IAC, a holding company for dozens of digital brands, will pay $15 per Care.com share in an all-cash transaction— a 13.2% premium over where Care.com stock closed on Thursday at $13.25 per share.
Shares of Care.com were, indeed, gaining more than 13% on the news at the open.
However, Care.com shares cratered earlier this year from March all-time highs of nearly $26 each, after a Wall Street Journal investigation questioned the online marketplace's vetting process for its caregivers. The company's founder, Shelia Lirio Marcelo, resigned as CEO in August, five months after the Journal story. Following Marcelo's decision to step down, hedge fund Engine Capital, an activist investor, urged Care.com to pursue a sale.
In a CNBC interview on Friday, IAC Chief Executive Officer Joey Levin said that Care.com has made a lot of progress on safety since March.
However, he stressed, "Safety is going to be a top priority for us. It is on all of our platforms."
"[You] got to do things like background checks, and you got to give tools to both sides of the market place to make sure people are safe," he added.
As part of the IAC deal, Tim Allen, an IAC executive, will become CEO of Care.com.
"Since our founding 13 years ago, we've delivered on our mission to help millions of people find affordable, high-quality care and caregivers find meaningful work," Marcelo said in the statement announcing the agreement.
Care.com said it has had more than 1.5 million successful matches since it started in 2006, with 374,000 paying families as of the third quarter of 2019.
"We think its a huge marketplace — about a $300 billion market just in the U.S.," Levin said.
Besides safety, IAC's other plans for Care.com include product innovation, monetization and marketing, and new growth areas including senior care, according to the release.

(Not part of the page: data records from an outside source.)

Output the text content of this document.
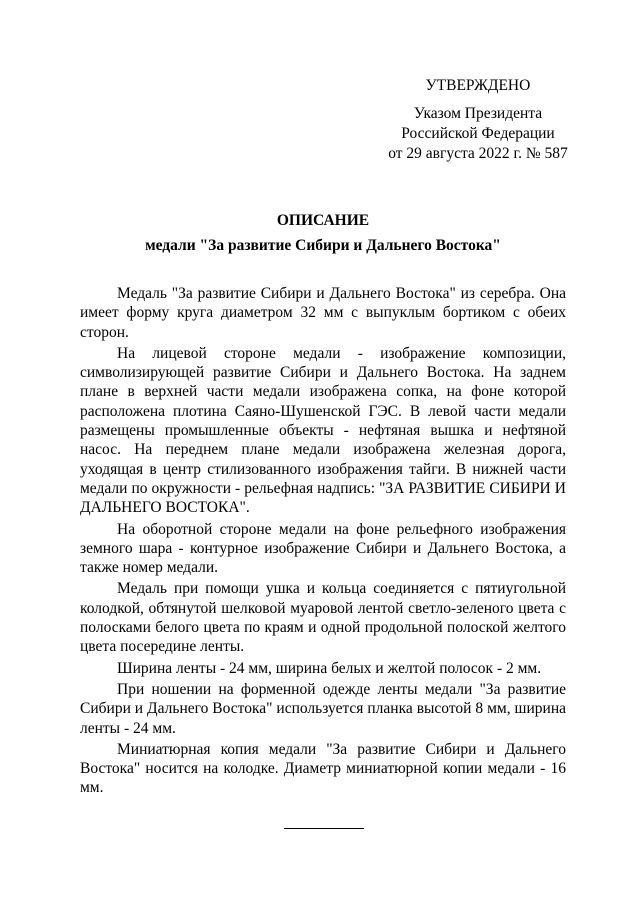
УТВЕРЖДЕНО
Указом Президента
Российской Федерации
от 29 августа 2022 г. № 587
ОПИСАНИЕ
медали "За развитие Сибири и Дальнего Востока"

Медаль "За развитие Сибири и Дальнего Востока" из серебра. Она имеет форму круга диаметром 32 мм с выпуклым бортиком с обеих сторон.

На лицевой стороне медали - изображение композиции, символизирующей развитие Сибири и Дальнего Востока. На заднем плане в верхней части медали изображена сопка, на фоне которой расположена плотина Саяно-Шушенской ГЭС. В левой части медали размещены промышленные объекты - нефтяная вышка и нефтяной насос. На переднем плане медали изображена железная дорога, уходящая в центр стилизованного изображения тайги. В нижней части медали по окружности - рельефная надпись: "ЗА РАЗВИТИЕ СИБИРИ И ДАЛЬНЕГО ВОСТОКА".

На оборотной стороне медали на фоне рельефного изображения земного шара - контурное изображение Сибири и Дальнего Востока, а также номер медали.

Медаль при помощи ушка и кольца соединяется с пятиугольной колодкой, обтянутой шелковой муаровой лентой светло-зеленого цвета с полосками белого цвета по краям и одной продольной полоской желтого цвета посередине ленты.

Ширина ленты - 24 мм, ширина белых и желтой полосок - 2 мм.

При ношении на форменной одежде ленты медали "За развитие Сибири и Дальнего Востока" используется планка высотой 8 мм, ширина ленты - 24 мм.

Миниатюрная копия медали "За развитие Сибири и Дальнего Востока" носится на колодке. Диаметр миниатюрной копии медали - 16 мм.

The company said that it does not expect to "deliver positive operating profit during the first year of ownership" because of the investments it will be making in Care.com combined with "a number of transaction adjustments."
Another big focus will be "starting to go more towards an on-demand" and "transactional" platform, Levin said. This means not just showing users a list of "care providers who may be available to do their job, but actually helping match them and bring them together and make that transactional on the platform." IAC is also taking similar steps at Angie's List, another one of its marketplaces.
The Care.com deal is expected to close in the first quarter of 2020, according to the release.